The more time I spent building products that use machine learning at their core the more it becomes clear to me that the ideal of a single data science language and framework will never be fully realized. There will always be legacy code that was written before the framework du jour arrived. Even without legacy code, the reality looks already rather polyglot. Consider Spark. When using their Python bindings one will almost surely end up with a mix of Scala and Python.

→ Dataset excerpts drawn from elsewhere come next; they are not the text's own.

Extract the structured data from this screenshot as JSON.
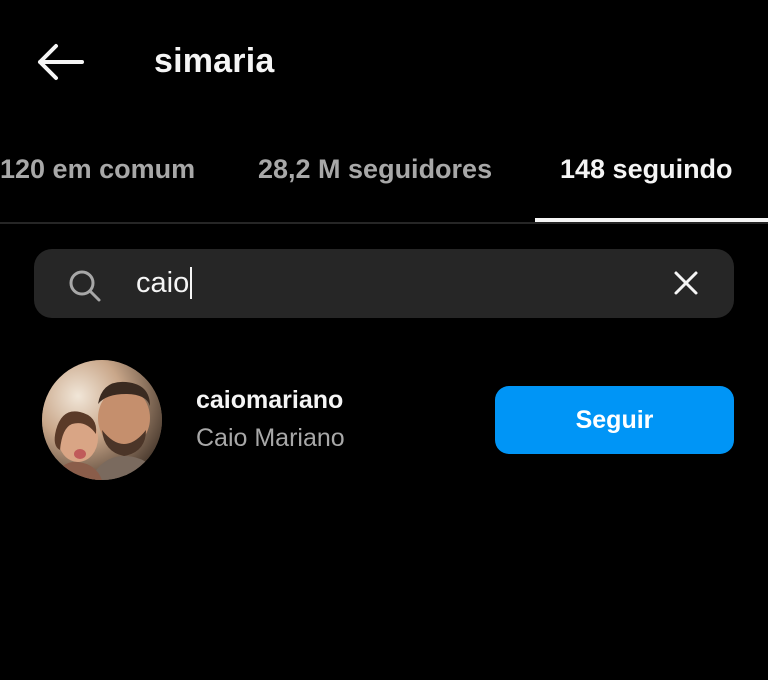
{
  "header": {
    "title": "simaria",
    "back_icon": "arrow-left-icon"
  },
  "tabs": [
    {
      "label": "120 em comum",
      "active": false
    },
    {
      "label": "28,2 M seguidores",
      "active": false
    },
    {
      "label": "148 seguindo",
      "active": true
    }
  ],
  "search": {
    "value": "caio",
    "search_icon": "search-icon",
    "clear_icon": "close-icon"
  },
  "results": [
    {
      "username": "caiomariano",
      "full_name": "Caio Mariano",
      "follow_label": "Seguir"
    }
  ],
  "colors": {
    "background": "#000000",
    "primary_text": "#f5f5f5",
    "secondary_text": "#a8a8a8",
    "search_bg": "#262626",
    "follow_button": "#0095f6"
  }
}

To support these polyglot architectures more and more effort is being spent to ensure that the underlying algorithms are the same regardless of the programming language or programming framework chosen. A good example of such an algorithm is xgboost. The core algorithm is implemented in C++, but it also supports current data processing frameworks, like Spark or Flink, and data science languages, such as Python or R. As one central feature of its design, xgboost uses its own framework for parallelization: even if you use Spark, the parallelization will be fully handled by xgboost once the training starts. Another example of this design is CaffeOnSpark.

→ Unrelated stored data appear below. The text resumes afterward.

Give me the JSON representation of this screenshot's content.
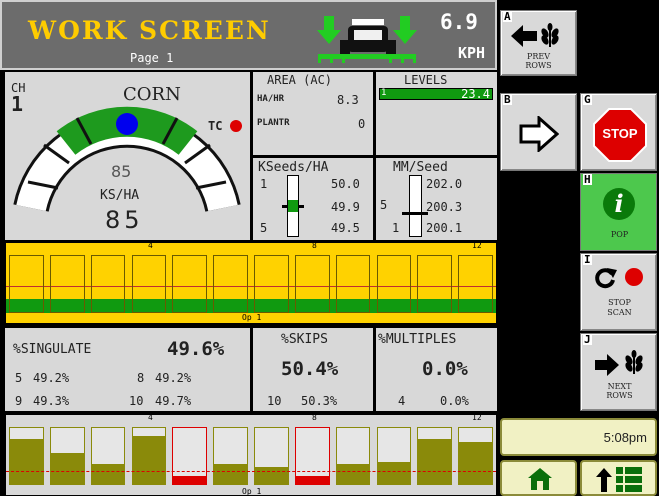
{
  "header": {
    "title": "WORK SCREEN",
    "page": "Page 1",
    "speed_value": "6.9",
    "speed_unit": "KPH"
  },
  "crop": {
    "channel_label": "CH",
    "channel_number": "1",
    "name": "CORN",
    "tc_label": "TC",
    "gauge_value": "85",
    "gauge_unit": "KS/HA",
    "population": "85"
  },
  "area": {
    "title": "AREA (AC)",
    "rate_label": "HA/HR",
    "rate_value": "8.3",
    "planter_label": "PLANTR",
    "planter_value": "0"
  },
  "levels": {
    "title": "LEVELS",
    "row": "1",
    "value": "23.4"
  },
  "kseeds": {
    "title": "KSeeds/HA",
    "row_top": "1",
    "row_bottom": "5",
    "v1": "50.0",
    "v2": "49.9",
    "v3": "49.5",
    "marker_level": 0.45
  },
  "mmseed": {
    "title": "MM/Seed",
    "row_top": "5",
    "row_bottom": "1",
    "v1": "202.0",
    "v2": "200.3",
    "v3": "200.1",
    "marker_level": 0.55
  },
  "row_bar1": {
    "ticks": [
      "4",
      "8",
      "12"
    ],
    "footer": "Op 1",
    "rows": 12
  },
  "singulate": {
    "title": "%SINGULATE",
    "value": "49.6%",
    "r1": "5",
    "v1": "49.2%",
    "r2": "8",
    "v2": "49.2%",
    "r3": "9",
    "v3": "49.3%",
    "r4": "10",
    "v4": "49.7%"
  },
  "skips": {
    "title": "%SKIPS",
    "value": "50.4%",
    "row": "10",
    "row_value": "50.3%"
  },
  "multiples": {
    "title": "%MULTIPLES",
    "value": "0.0%",
    "row": "4",
    "row_value": "0.0%"
  },
  "row_bar2": {
    "ticks": [
      "4",
      "8",
      "12"
    ],
    "footer": "Op 1",
    "levels": [
      0.8,
      0.55,
      0.35,
      0.85,
      0.0,
      0.35,
      0.3,
      0.0,
      0.35,
      0.4,
      0.8,
      0.75
    ],
    "flagged_rows": [
      5,
      8
    ]
  },
  "softkeys": {
    "a_letter": "A",
    "a_label": "PREV\nROWS",
    "b_letter": "B",
    "g_letter": "G",
    "g_label": "STOP",
    "h_letter": "H",
    "h_label": "POP",
    "i_letter": "I",
    "i_label": "STOP\nSCAN",
    "j_letter": "J",
    "j_label": "NEXT\nROWS"
  },
  "clock": "5:08pm",
  "colors": {
    "yellow": "#ffd200",
    "green": "#109a10",
    "olive": "#8a8a0a",
    "red": "#dd0000",
    "header_bg": "#6c6c6c",
    "title_yellow": "#ffcc00"
  }
}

If similarly control flow would be possible between machine learning library and parallelization framework, the algorithm could use the native parallelization mechanisms supplied by the framework. Think of an algorithm that is implemented in terms of primitives such as allreduce and broadcast - as is xgboost. Whenever the algorithm requests an allreduce, the parallelization framework takes over, but hands back control once the reduction has been performed. This way each part of the system could handle what it does best: the algorithm library the actual algorithm, the parallelization framework the parallelization.